Il 30 giugno è passato e la Roma potrebbe anche sfruttare lo slittamento Uefa di un mese (30 luglio) per completare le plusvalenze ma la prima tappa l’ha vinta Gasp. Quello «zoccolo duro» del quale ha sempre parlato apertamente, fin qui lo ha preservato. È un’ossatura che parte dai pali e arriva fino in attacco: Svilar, Mancini, N’Dicka, Koné, Pisilli, Soulé, Malen. Per uno o per l’altro, col passare dei giorni, persino nell’accavallamento tra i due ds (Massara e D’Amico), la Roma ha respinto proposte e sondaggi, fissando asticelle alte per chiunque. I saldi, a Trigoria, non sono mai cominciati e non inizieranno certamente ora.
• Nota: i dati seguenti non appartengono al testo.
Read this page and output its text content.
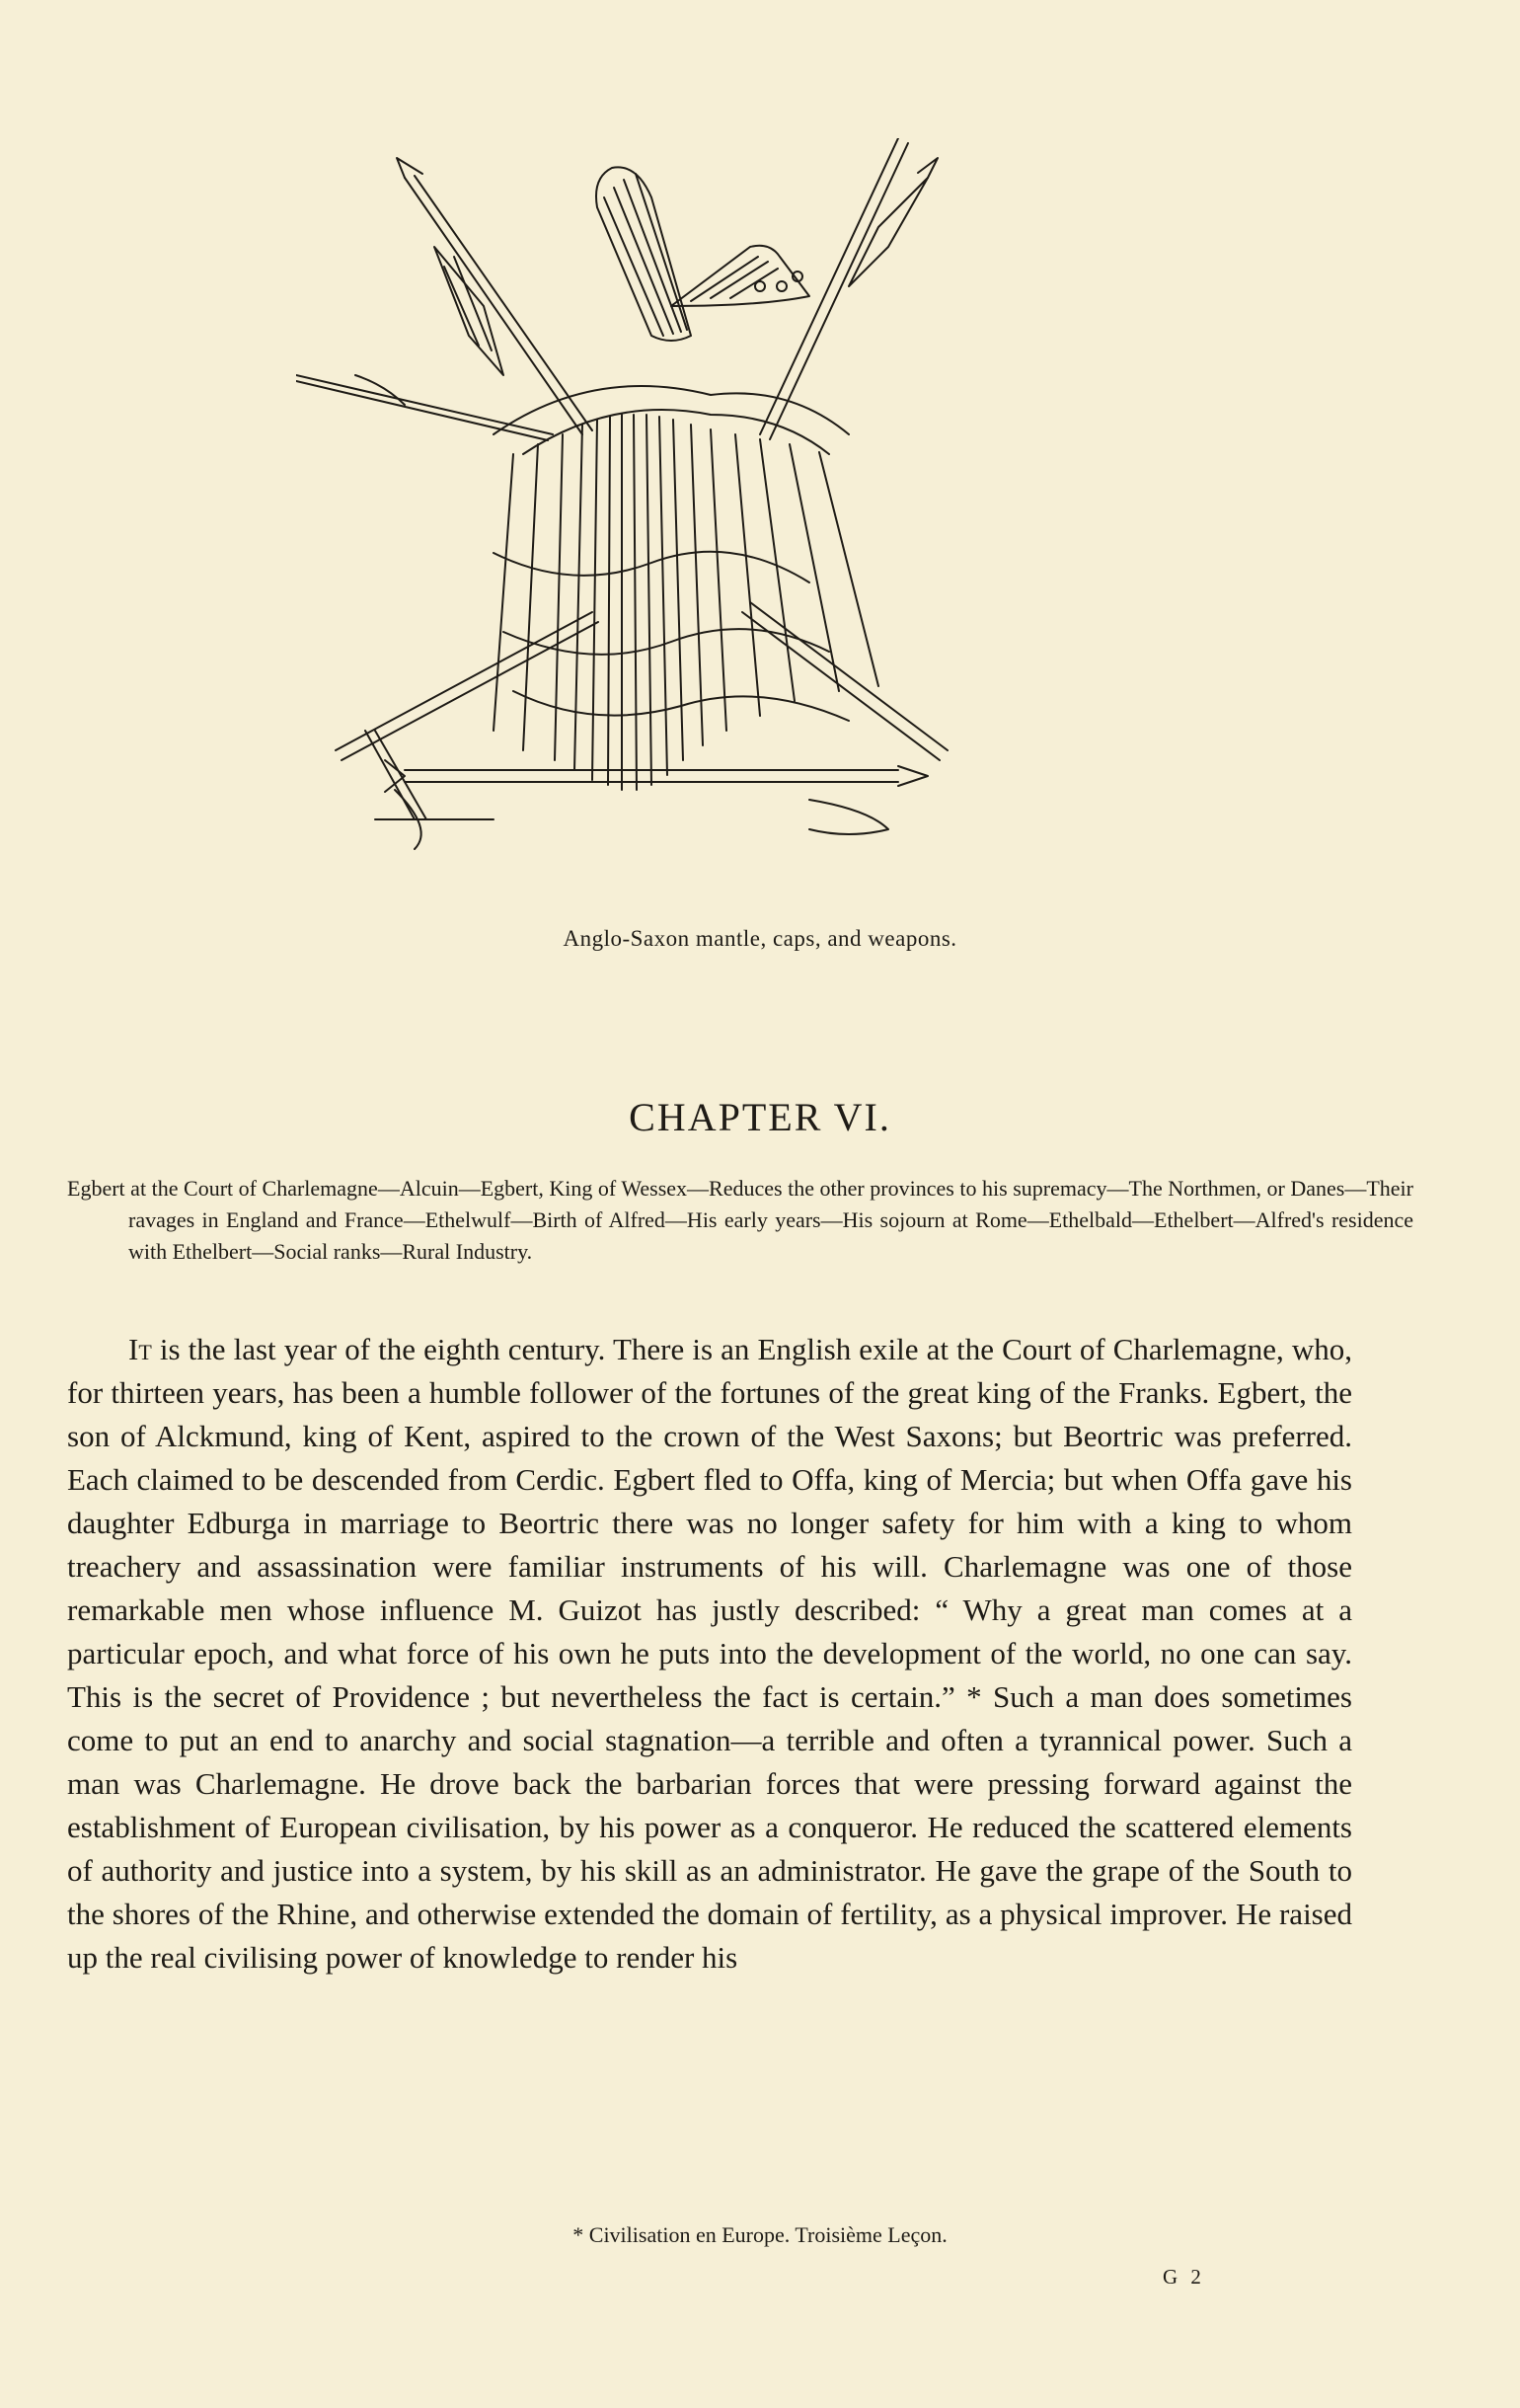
Anglo-Saxon mantle, caps, and weapons.
CHAPTER VI.

Egbert at the Court of Charlemagne—Alcuin—Egbert, King of Wessex—Reduces the other provinces to his supremacy—The Northmen, or Danes—Their ravages in England and France—Ethelwulf—Birth of Alfred—His early years—His sojourn at Rome—Ethelbald—Ethelbert—Alfred's residence with Ethelbert—Social ranks—Rural Industry.

It is the last year of the eighth century. There is an English exile at the Court of Charlemagne, who, for thirteen years, has been a humble follower of the fortunes of the great king of the Franks. Egbert, the son of Alckmund, king of Kent, aspired to the crown of the West Saxons; but Beortric was preferred. Each claimed to be descended from Cerdic. Egbert fled to Offa, king of Mercia; but when Offa gave his daughter Edburga in marriage to Beortric there was no longer safety for him with a king to whom treachery and assassination were familiar instruments of his will. Charlemagne was one of those remarkable men whose influence M. Guizot has justly described: “ Why a great man comes at a particular epoch, and what force of his own he puts into the development of the world, no one can say. This is the secret of Providence ; but nevertheless the fact is certain.” * Such a man does sometimes come to put an end to anarchy and social stagnation—a terrible and often a tyrannical power. Such a man was Charlemagne. He drove back the barbarian forces that were pressing forward against the establishment of European civilisation, by his power as a conqueror. He reduced the scattered elements of authority and justice into a system, by his skill as an administrator. He gave the grape of the South to the shores of the Rhine, and otherwise extended the domain of fertility, as a physical improver. He raised up the real civilising power of knowledge to render his

* Civilisation en Europe. Troisième Leçon.

G 2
«Restiamo tutti», si sono promessi i calciatori dopo il successo di Verona. Anche Dybala, Pellegrini e Celik, quelli con il contratto scaduto ieri ma prossimo in tutti e tre i casi al rinnovo, si sono uniti al fioretto. Squadra e staff tecnico sono un corpo unico e insieme ritengono che la qualificazione in Champions sia solo il primo passo verso qualcosa di decisamente più grande. Gasperini è venuto a Roma per vincere lo scudetto. Si è dato tre anni di tempo per provarci e tra poco comincia il secondo.